Brianna lived in New York, so she hadn’t actually met Johnson. However, she’d seen pictures I’d taken on the sly after she’d asked if he was hot. And, well, since he was, she’d developed a bit of a crush—or obsession, depending on who you asked.
She coughed in my ear then fell completely silent.
“Brianna?”
“Okay, so let me rephrase. First, we are talking about Jude. And then we are discussing Johnson and his predilections in the bedroom. But, as a little teaser of that conversation, are you talking two men? He’s still gay, right?”
I cleared my throat. “I quote, ‘Women are always my thing as long as there is another man on the other side of her.’ Er…something like that.”
“Sweet Jesus,” she whispered. “Two years of being your best friend and I finally have a shot with him. Please, God, tell me the other man can be Devon.”
One could say I was a pretty amazing friend because, for Brianna’s birthday that year, I’d forced, with threats of withholding Friday breakfast, all the guys of Guardian to take a picture holding a happy birthday sign. And that was how she had fallen in love with Devon.
“I’m not thinking Devon swings that way, but when I get up there this morning, I’ll be sure to ask.”
“You do that,” she replied breathily.
“You’re envisioning this threesome, aren’t you?”
“Shhhh… Don’t interrupt me. Devon just kissed Johnson.”
“Aaaand…now, I feel nauseous.”
“Damn it, Rhion! You’re ruining this!”
It was a joke, but it still stung.
Jude had tarnished the word ruin for me. As an author, I couldn’t afford to sacrifice words from my vocabulary. It had
been hard enough when Brianna had banned moist from my books. The loss of ruin was going to…well, ruin me.
“Ruining people’s lives seems to be my forte this week,” I tried to joke, but my traitorous voice broke at the end.
“Shit,” she mumbled. “Let’s get back to that asshole.”
“Look, I need to go. The guys’ breakfast should be here any minute.”
“Don’t you dare try to get out of this. Talk, Rhion.”
Leaning my hip against the counter, I stared blankly across my kitchen to the pantry door.
The pantry door he’d followed me through when I’d tried to hide just before confessing that I’d never stopped thinking about him.
The pantry door he’d pinned me against as his mouth had worked my neck so deliciously that my knees had nearly given out.
The pantry door I’d guided him through when he’d traced his fingers over my peaked nipple and declared that he’d wanted to see all of me—feel all of me.
“He was real,” I whispered. “He didn’t hate me.

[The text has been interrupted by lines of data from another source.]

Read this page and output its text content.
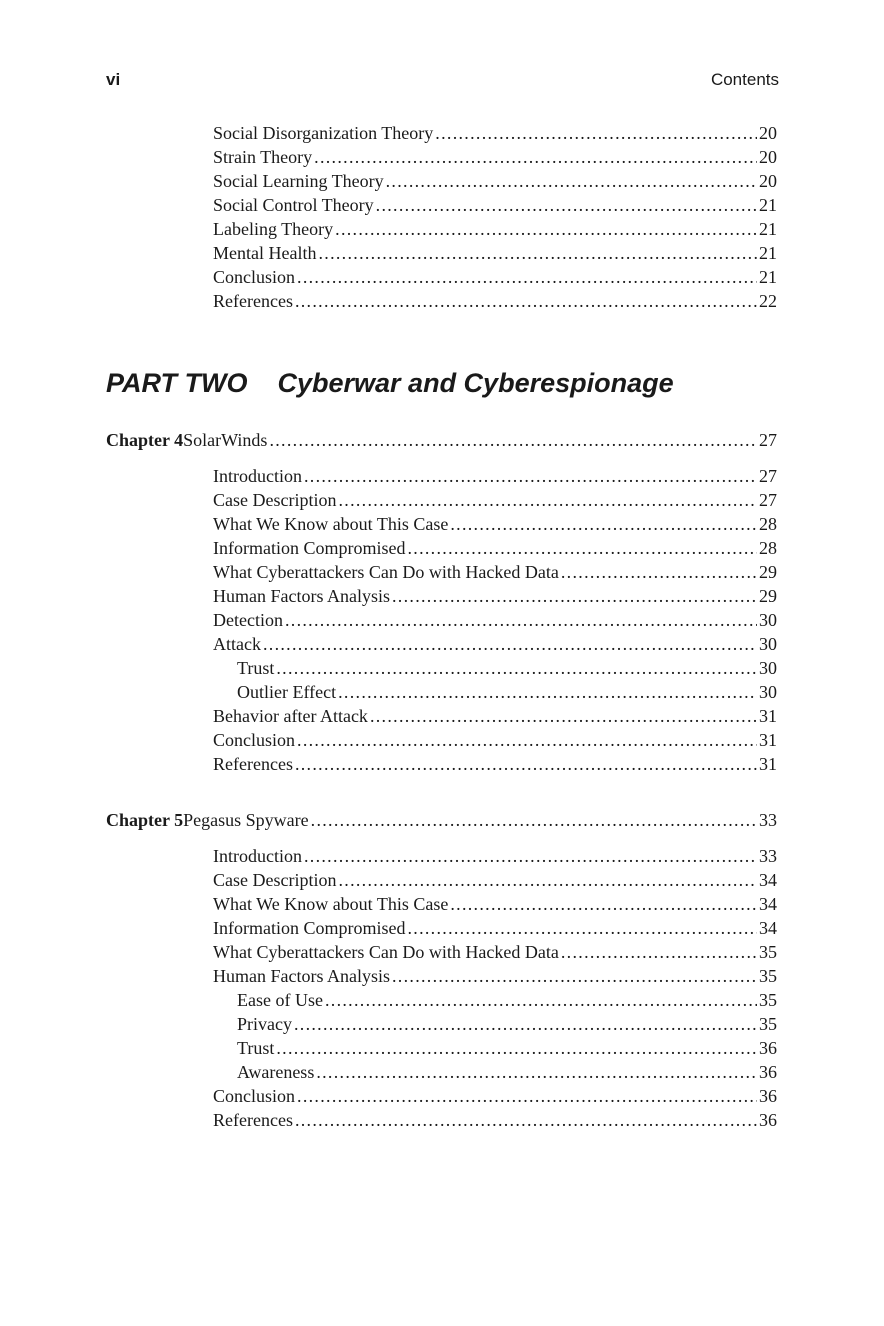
vi	Contents
Social Disorganization Theory . . .	20
Strain Theory . . .	20
Social Learning Theory . . .	20
Social Control Theory . . .	21
Labeling Theory . . .	21
Mental Health . . .	21
Conclusion . . .	21
References . . .	22
PART TWO Cyberwar and Cyberespionage
Chapter 4 SolarWinds . . .	27
Introduction . . .	27
Case Description . . .	27
What We Know about This Case . . .	28
Information Compromised . . .	28
What Cyberattackers Can Do with Hacked Data . . .	29
Human Factors Analysis . . .	29
Detection . . .	30
Attack . . .	30
Trust . . .	30
Outlier Effect . . .	30
Behavior after Attack . . .	31
Conclusion . . .	31
References . . .	31
Chapter 5 Pegasus Spyware . . .	33
Introduction . . .	33
Case Description . . .	34
What We Know about This Case . . .	34
Information Compromised . . .	34
What Cyberattackers Can Do with Hacked Data . . .	35
Human Factors Analysis . . .	35
Ease of Use . . .	35
Privacy . . .	35
Trust . . .	36
Awareness . . .	36
Conclusion . . .	36
References . . .	36
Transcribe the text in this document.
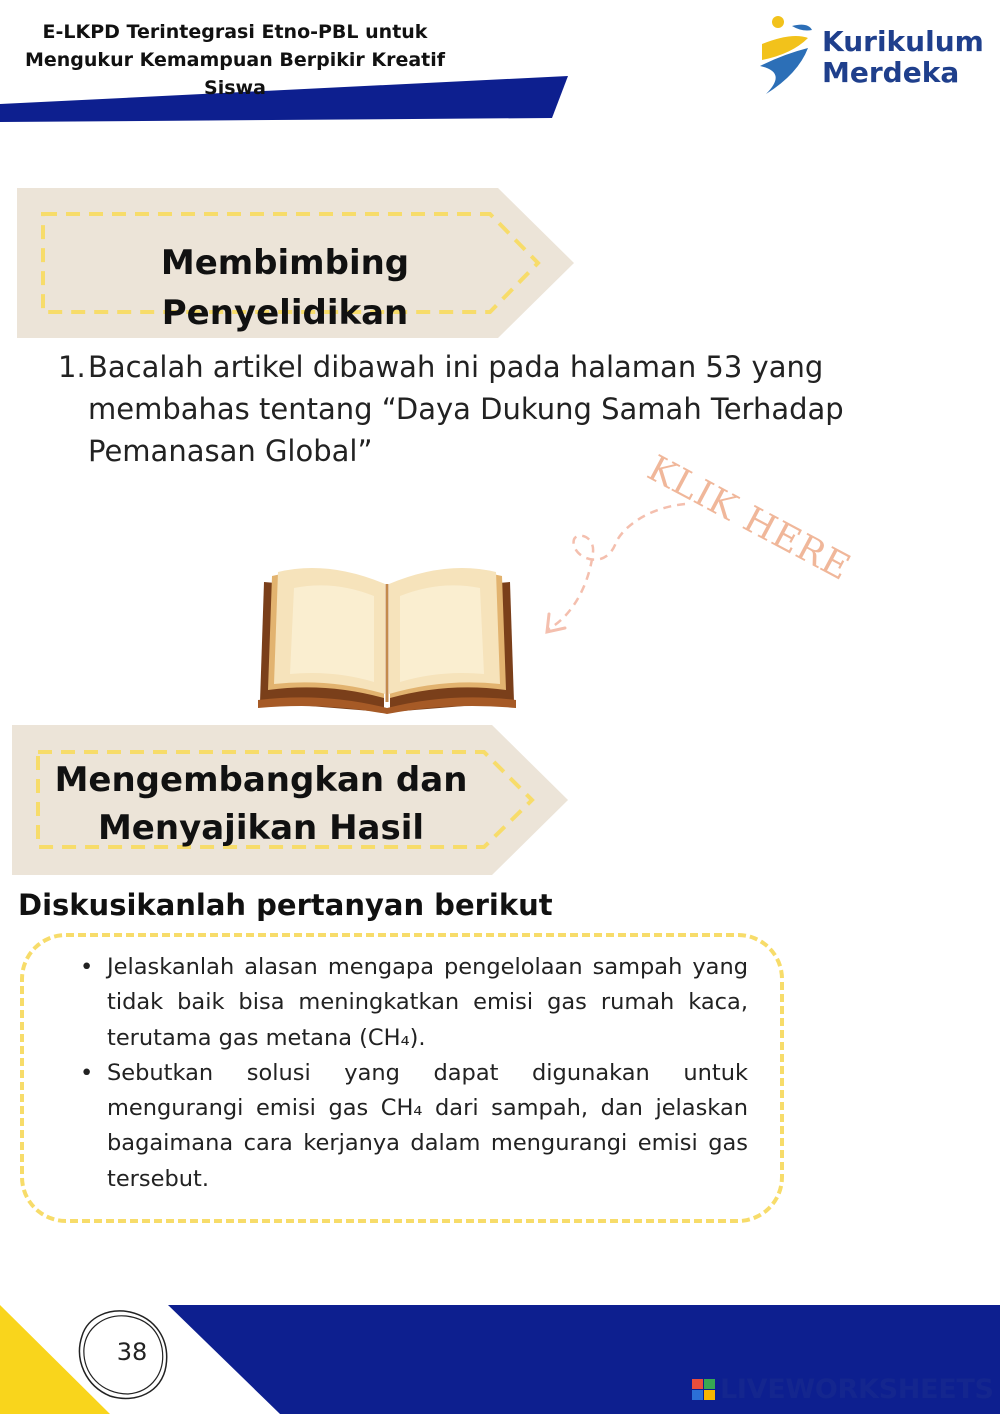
E-LKPD Terintegrasi Etno-PBL untuk
Mengukur Kemampuan Berpikir Kreatif Siswa
Kurikulum
Merdeka
Membimbing Penyelidikan
1. Bacalah artikel dibawah ini pada halaman 53 yang
membahas tentang “Daya Dukung Samah Terhadap
Pemanasan Global”	KLIK HERE
Mengembangkan dan
Menyajikan Hasil
Diskusikanlah pertanyan berikut
• Jelaskanlah alasan mengapa pengelolaan sampah yang tidak baik bisa meningkatkan emisi gas rumah kaca, terutama gas metana (CH₄).
• Sebutkan solusi yang dapat digunakan untuk mengurangi emisi gas CH₄ dari sampah, dan jelaskan bagaimana cara kerjanya dalam mengurangi emisi gas tersebut.
38
LIVEWORKSHEETS
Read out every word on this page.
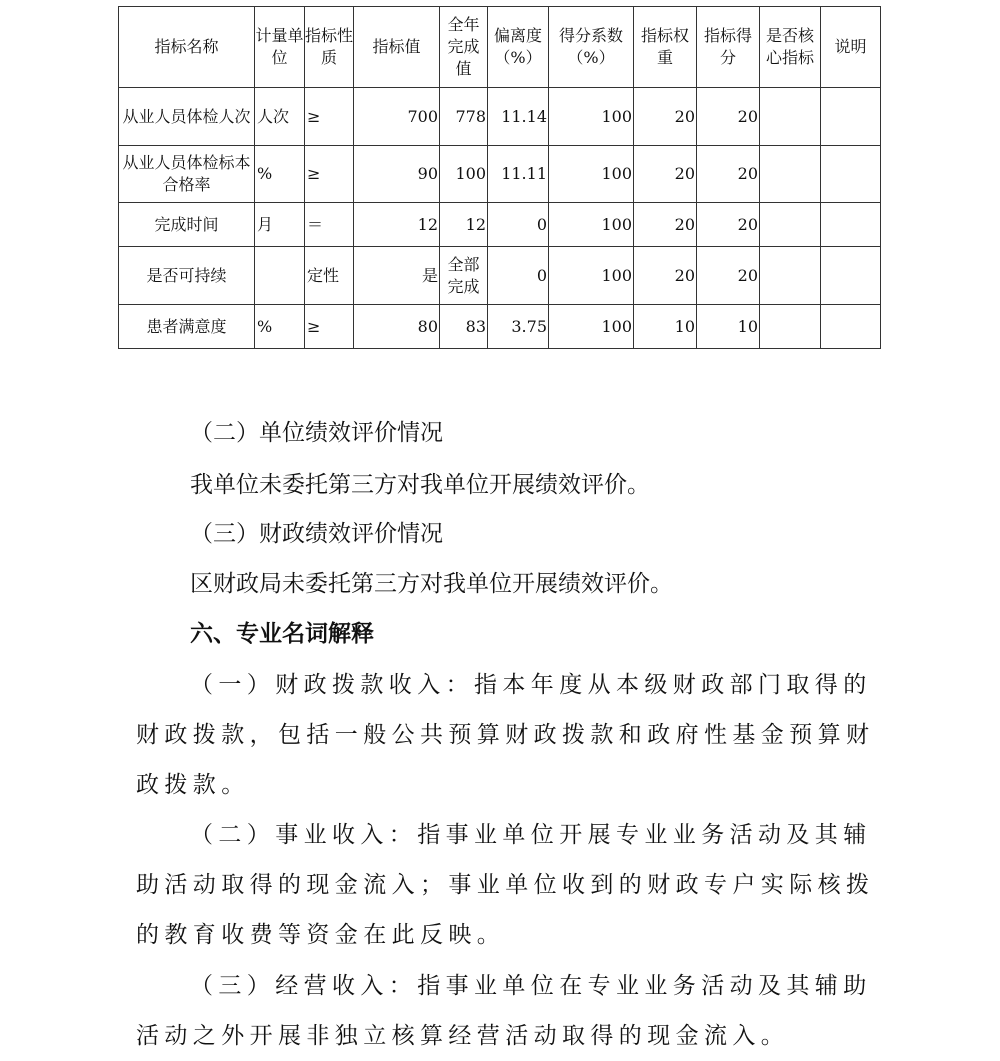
指标名称	计量单位	指标性质	指标值	全年完成值	偏离度（%）	得分系数（%）	指标权重	指标得分	是否核心指标	说明
从业人员体检人次	人次	≥	700	778	11.14	100	20	20		
从业人员体检标本合格率	%	≥	90	100	11.11	100	20	20		
完成时间	月	＝	12	12	0	100	20	20		
是否可持续		定性	是	全部完成	0	100	20	20		
患者满意度	%	≥	80	83	3.75	100	10	10		
（二）单位绩效评价情况
我单位未委托第三方对我单位开展绩效评价。
（三）财政绩效评价情况
区财政局未委托第三方对我单位开展绩效评价。
六、专业名词解释
（一）财政拨款收入：指本年度从本级财政部门取得的财政拨款，包括一般公共预算财政拨款和政府性基金预算财政拨款。
（二）事业收入：指事业单位开展专业业务活动及其辅助活动取得的现金流入；事业单位收到的财政专户实际核拨的教育收费等资金在此反映。
（三）经营收入：指事业单位在专业业务活动及其辅助活动之外开展非独立核算经营活动取得的现金流入。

He said he never did. Yes, he was drunk, Bri, but I swear to you he was real.”
“Rhion—”
I talked over her. “He apologized as if the fire had been his fault. He kept repeating the word ‘mine’ as he traced my scars. Not my tattoos. My scars.” I lazily traced the seams beneath my ink. A chill shook my shoulders at the memory of his fingers there. His warmth. Jude. My Jude. “When I glided a hand up the back of his neck, he flinched like I’d hurt him. He wouldn’t let me touch the scars under his hair. He said those were his too. That I couldn’t have them. The scars. They were all his.”
“Jesus, Rhi.”
“He was real,” I swore. “The man who showed up at my apartment was my Jude. He was even sweet and charming for a little while after he woke up. He was teasing me and laughing. God, Bri. His laugh.” I smiled to myself and toyed with my mother’s diamond, which was hanging from my neck.
“I’m not trying to be negative here. But he was drunk. Men say stupid shit they don’t always mean when they’re drunk.”
“He. Was. Real,” I defended.
She sighed. “You know I love you. But I’d like to go on record as saying I think this is a bad idea.”
I pushed off the counter when the doorbell rang. “How can you say it’s a bad idea? I haven’t told you what I’m going to do yet.”